Negotiating Part-Time Work with Your Employer
All this talk of flexible hours and adjusting your pricing might sound kinda unrelatable if you’ve only ever had a regular, 9-5 job as an employee — especially at a big company with rigid rules. It’s true that there are some jobs which just can’t be done part-time. But you might be surprised what’s possible if you work up the courage to test the waters.
Let’s say you’ve been working your traditional, 40-hour-a-week desk job for 5 years. And suppose that you’re also a great employee that the company would really like to retain.
If you walk into your boss’s office and ask to work half as many hours for 75% of your current pay, they will probably laugh in your face. Actually, a lot of companies may not even consider half-time work for 50% pay.
But sometimes, that’s just because your boss knows that they hold all the cards. Most employees can’t go without a paycheck.

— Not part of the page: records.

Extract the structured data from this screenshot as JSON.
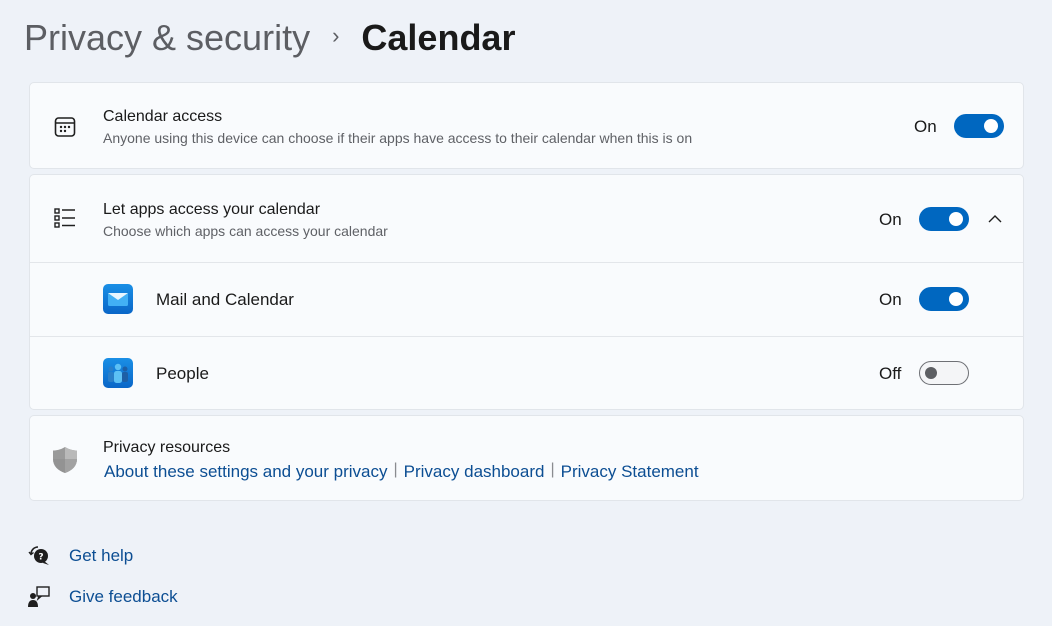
{
  "breadcrumb": {
    "parent": "Privacy & security",
    "separator": "›",
    "current": "Calendar"
  },
  "calendar_access": {
    "icon": "calendar-icon",
    "title": "Calendar access",
    "subtitle": "Anyone using this device can choose if their apps have access to their calendar when this is on",
    "state_label": "On",
    "enabled": true
  },
  "let_apps_access": {
    "icon": "list-icon",
    "title": "Let apps access your calendar",
    "subtitle": "Choose which apps can access your calendar",
    "state_label": "On",
    "enabled": true,
    "expanded": true,
    "expander_icon": "chevron-up-icon",
    "apps": [
      {
        "name": "Mail and Calendar",
        "icon": "mail-app-icon",
        "state_label": "On",
        "enabled": true
      },
      {
        "name": "People",
        "icon": "people-app-icon",
        "state_label": "Off",
        "enabled": false
      }
    ]
  },
  "privacy_resources": {
    "icon": "shield-icon",
    "title": "Privacy resources",
    "links": [
      "About these settings and your privacy",
      "Privacy dashboard",
      "Privacy Statement"
    ],
    "link_separator": "|"
  },
  "footer": {
    "get_help": {
      "label": "Get help",
      "icon": "help-icon"
    },
    "give_feedback": {
      "label": "Give feedback",
      "icon": "feedback-icon"
    }
  },
  "colors": {
    "accent": "#0067c0",
    "link": "#0c4e93",
    "background": "#eef2f8",
    "card": "#f9fbfd"
  }
}
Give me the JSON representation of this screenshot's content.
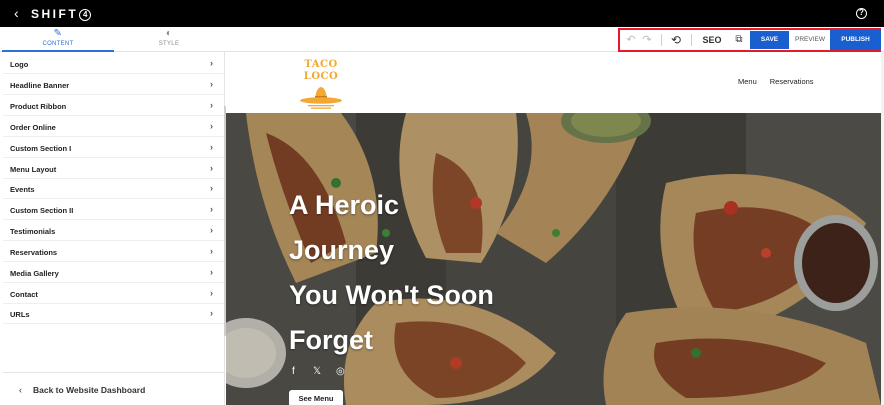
{
  "topbar": {
    "back_icon": "‹",
    "app_name": "SHIFT",
    "app_name_suffix": "4",
    "help_icon": "?"
  },
  "tabs": [
    {
      "label": "CONTENT",
      "icon": "pencil-icon",
      "active": true
    },
    {
      "label": "STYLE",
      "icon": "contrast-icon",
      "active": false
    }
  ],
  "actions": {
    "seo_label": "SEO",
    "save_label": "SAVE",
    "preview_label": "PREVIEW",
    "publish_label": "PUBLISH"
  },
  "sidebar": {
    "items": [
      {
        "label": "Logo"
      },
      {
        "label": "Headline Banner"
      },
      {
        "label": "Product Ribbon"
      },
      {
        "label": "Order Online"
      },
      {
        "label": "Custom Section I"
      },
      {
        "label": "Menu Layout"
      },
      {
        "label": "Events"
      },
      {
        "label": "Custom Section II"
      },
      {
        "label": "Testimonials"
      },
      {
        "label": "Reservations"
      },
      {
        "label": "Media Gallery"
      },
      {
        "label": "Contact"
      },
      {
        "label": "URLs"
      }
    ],
    "footer_label": "Back to Website Dashboard"
  },
  "site": {
    "brand": "TACO LOCO",
    "nav": [
      "Menu",
      "Reservations"
    ],
    "headline_lines": [
      "A Heroic",
      "Journey",
      "You Won't Soon",
      "Forget"
    ],
    "cta_label": "See Menu",
    "socials": [
      "facebook-icon",
      "x-icon",
      "instagram-icon"
    ]
  },
  "colors": {
    "accent": "#1a5fd0",
    "highlight_border": "#e11b2c",
    "brand": "#f2a832"
  }
}
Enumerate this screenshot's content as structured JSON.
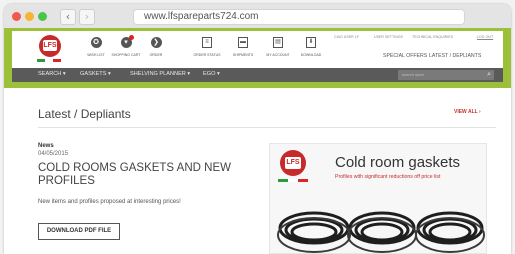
{
  "browser": {
    "url": "www.lfspareparts724.com",
    "back_glyph": "‹",
    "forward_glyph": "›"
  },
  "header": {
    "logo_text": "LFS",
    "flag_colors": [
      "#2a9d3a",
      "#ffffff",
      "#d62828"
    ],
    "quick_icons": [
      {
        "label": "WISH LIST",
        "icon": "star-icon",
        "glyph": "✪"
      },
      {
        "label": "SHOPPING CART",
        "icon": "cart-icon",
        "glyph": "▾"
      },
      {
        "label": "ORDER",
        "icon": "order-icon",
        "glyph": "❯"
      },
      {
        "label": "ORDER STATUS",
        "icon": "clipboard-icon",
        "glyph": "≡"
      },
      {
        "label": "SHIPMENTS",
        "icon": "truck-icon",
        "glyph": "▬"
      },
      {
        "label": "MY ACCOUNT",
        "icon": "account-icon",
        "glyph": "▤"
      },
      {
        "label": "DOWNLOAD",
        "icon": "download-icon",
        "glyph": "⬇"
      }
    ],
    "top_links": [
      "CIAO USER LF",
      "USER SETTINGS",
      "TECHNICAL ENQUIRIES",
      "LOG OUT"
    ],
    "special_offers": "SPECIAL OFFERS",
    "latest_depliants": "LATEST / DEPLIANTS"
  },
  "menu": {
    "items": [
      "SEARCH ▾",
      "GASKETS ▾",
      "SHELVING PLANNER ▾",
      "EGO ▾"
    ],
    "search_placeholder": "search store",
    "search_icon": "⌕"
  },
  "main": {
    "section_title": "Latest / Depliants",
    "view_all": "VIEW ALL ›",
    "article": {
      "category": "News",
      "date": "04/05/2015",
      "title": "COLD ROOMS GASKETS AND NEW PROFILES",
      "excerpt": "New items and profiles proposed at interesting prices!",
      "button": "DOWNLOAD PDF FILE"
    },
    "promo": {
      "logo_text": "LFS",
      "title": "Cold room gaskets",
      "subtitle": "Profiles with significant reductions off price list"
    }
  },
  "colors": {
    "accent_green": "#9dc03a",
    "menu_gray": "#5a5a5a",
    "brand_red": "#c62a2a"
  }
}
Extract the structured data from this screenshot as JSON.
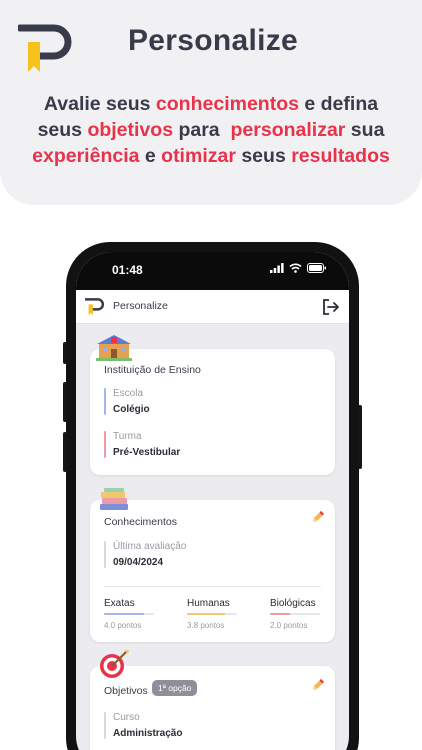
{
  "header": {
    "brand": "Personalize",
    "tagline": [
      [
        {
          "t": "Avalie seus ",
          "h": false
        },
        {
          "t": "conhecimentos",
          "h": true
        },
        {
          "t": " e defina",
          "h": false
        }
      ],
      [
        {
          "t": "seus ",
          "h": false
        },
        {
          "t": "objetivos",
          "h": true
        },
        {
          "t": " para  ",
          "h": false
        },
        {
          "t": "personalizar",
          "h": true
        },
        {
          "t": " sua",
          "h": false
        }
      ],
      [
        {
          "t": "experiência",
          "h": true
        },
        {
          "t": " e ",
          "h": false
        },
        {
          "t": "otimizar",
          "h": true
        },
        {
          "t": " seus ",
          "h": false
        },
        {
          "t": "resultados",
          "h": true
        }
      ]
    ]
  },
  "phone": {
    "time": "01:48",
    "app_title": "Personalize"
  },
  "institution": {
    "title": "Instituição de Ensino",
    "school_label": "Escola",
    "school_value": "Colégio",
    "class_label": "Turma",
    "class_value": "Pré-Vestibular"
  },
  "knowledge": {
    "title": "Conhecimentos",
    "last_label": "Última avaliação",
    "last_value": "09/04/2024",
    "areas": [
      {
        "name": "Exatas",
        "points": "4.0 pontos",
        "level": 0.8,
        "color": "#aab4e8"
      },
      {
        "name": "Humanas",
        "points": "3.8 pontos",
        "level": 0.76,
        "color": "#f0c86e"
      },
      {
        "name": "Biológicas",
        "points": "2.0 pontos",
        "level": 0.4,
        "color": "#ee9aa6"
      }
    ]
  },
  "goals": {
    "title": "Objetivos",
    "badge": "1ª opção",
    "course_label": "Curso",
    "course_value": "Administração"
  },
  "colors": {
    "accent": "#e8334a",
    "text": "#3a3b4a",
    "logo_yellow": "#f6c21c"
  }
}
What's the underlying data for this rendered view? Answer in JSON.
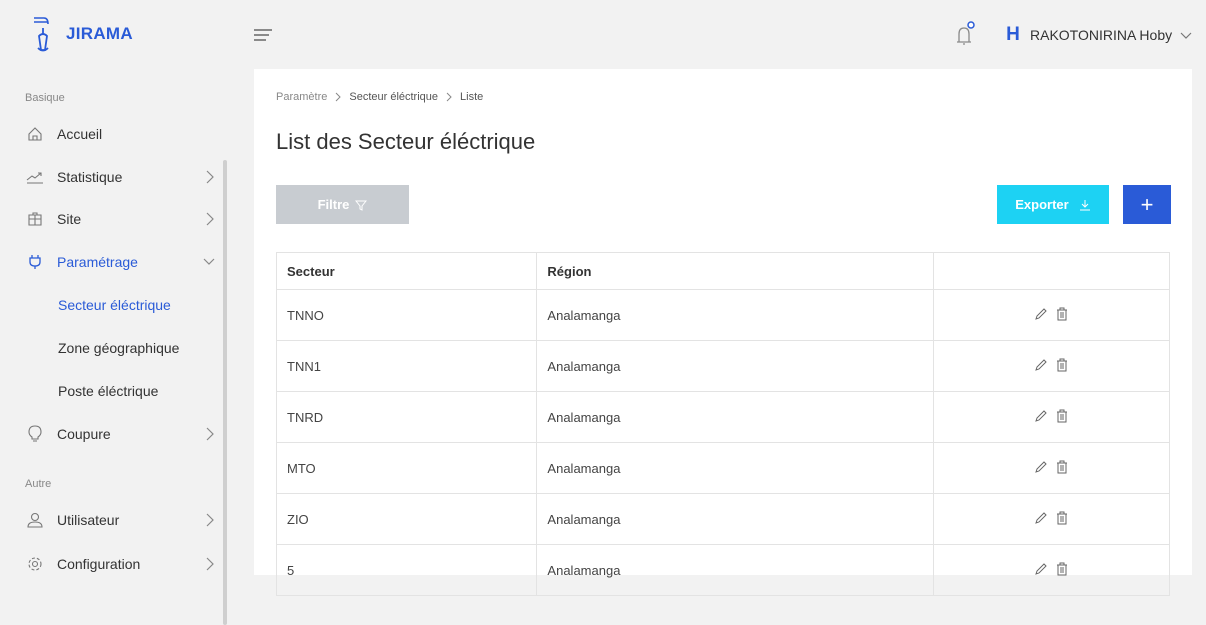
{
  "app": {
    "brand": "JIRAMA"
  },
  "header": {
    "user_initial": "H",
    "user_name": "RAKOTONIRINA Hoby"
  },
  "sidebar": {
    "section_basic": "Basique",
    "section_other": "Autre",
    "items": [
      {
        "label": "Accueil",
        "icon": "home-icon"
      },
      {
        "label": "Statistique",
        "icon": "trend-icon"
      },
      {
        "label": "Site",
        "icon": "site-icon"
      },
      {
        "label": "Paramétrage",
        "icon": "plug-icon"
      },
      {
        "label": "Coupure",
        "icon": "bulb-icon"
      },
      {
        "label": "Utilisateur",
        "icon": "user-icon"
      },
      {
        "label": "Configuration",
        "icon": "gear-icon"
      }
    ],
    "sub_items": [
      {
        "label": "Secteur éléctrique"
      },
      {
        "label": "Zone géographique"
      },
      {
        "label": "Poste éléctrique"
      }
    ]
  },
  "breadcrumb": [
    "Paramètre",
    "Secteur éléctrique",
    "Liste"
  ],
  "page": {
    "title": "List des Secteur éléctrique"
  },
  "toolbar": {
    "filter_label": "Filtre",
    "export_label": "Exporter",
    "add_label": "+"
  },
  "table": {
    "headers": [
      "Secteur",
      "Région",
      ""
    ],
    "rows": [
      [
        "TNNO",
        "Analamanga"
      ],
      [
        "TNN1",
        "Analamanga"
      ],
      [
        "TNRD",
        "Analamanga"
      ],
      [
        "MTO",
        "Analamanga"
      ],
      [
        "ZIO",
        "Analamanga"
      ],
      [
        "5",
        "Analamanga"
      ]
    ]
  },
  "colors": {
    "accent": "#2a5bd7",
    "export": "#1dd2f3",
    "filter": "#c8ccd1",
    "background": "#f2f2f2"
  }
}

Imagine instead that you had over $100,000 in investments, and zero debt to your name. And because you only spend $30k per year, $100k represents over three full years of living expenses. You’re far from retired, but you don’t particularly need a job at all in the short term. You’ve got a bit of “FU money” (the more the better, but several years’ living expenses is a good place to start).
If you were getting tired of working full-time, you could walk into your boss’s office with confidence and simply say, “I am no longer interested in working full-time, but I still really like this company and would rather not leave. Here are my proposals — my least favorite of which is that I quit and find a more flexible job elsewhere.”
In this situation, you have leverage when negotiating part-time work with your employer: They either accept your proposal, or they lose you as an employee. Depending on how aggressive you want to be, you can even propose retaining the most important 50% of the work (your personal specialty) in exchange for more than 50% of your current pay. It sounds crazy, but I have seen this negotiation strategy succeed first-hand more than once.
Any job negotiation comes with risk. And so does a price hike in a hair-cutting or tutoring business. You never know what the outcome might be. So it’s important to only employ strategies like this when you have the means to accept the worst-case results. If you do, then taking the risk might pay off big!
I’m not trying to tell you what to do, or even that my specific ideas will apply perfectly to your situation. The main point here is that there are tons of options between “work full-time” and “retire forever.” If you have the courage to tap into those possibilities, you may be able to design a freer, happier life that works within your circumstances.
— Steven
* Update, October 2022: At this point, even $90/hr feels a bit less exciting than it used to, so I’ve moved away from doing much one-on-one tutoring at all. Lately, the only tutoring I still do is on video for an established company (my old employer), who then charges thousands of students for access to those videos. Their business model is more scalable, and as a result, it allows me to get paid even more per hour for my part-time side hustle! But it’s always nice to know that I can fall back on individual tutoring if I want to.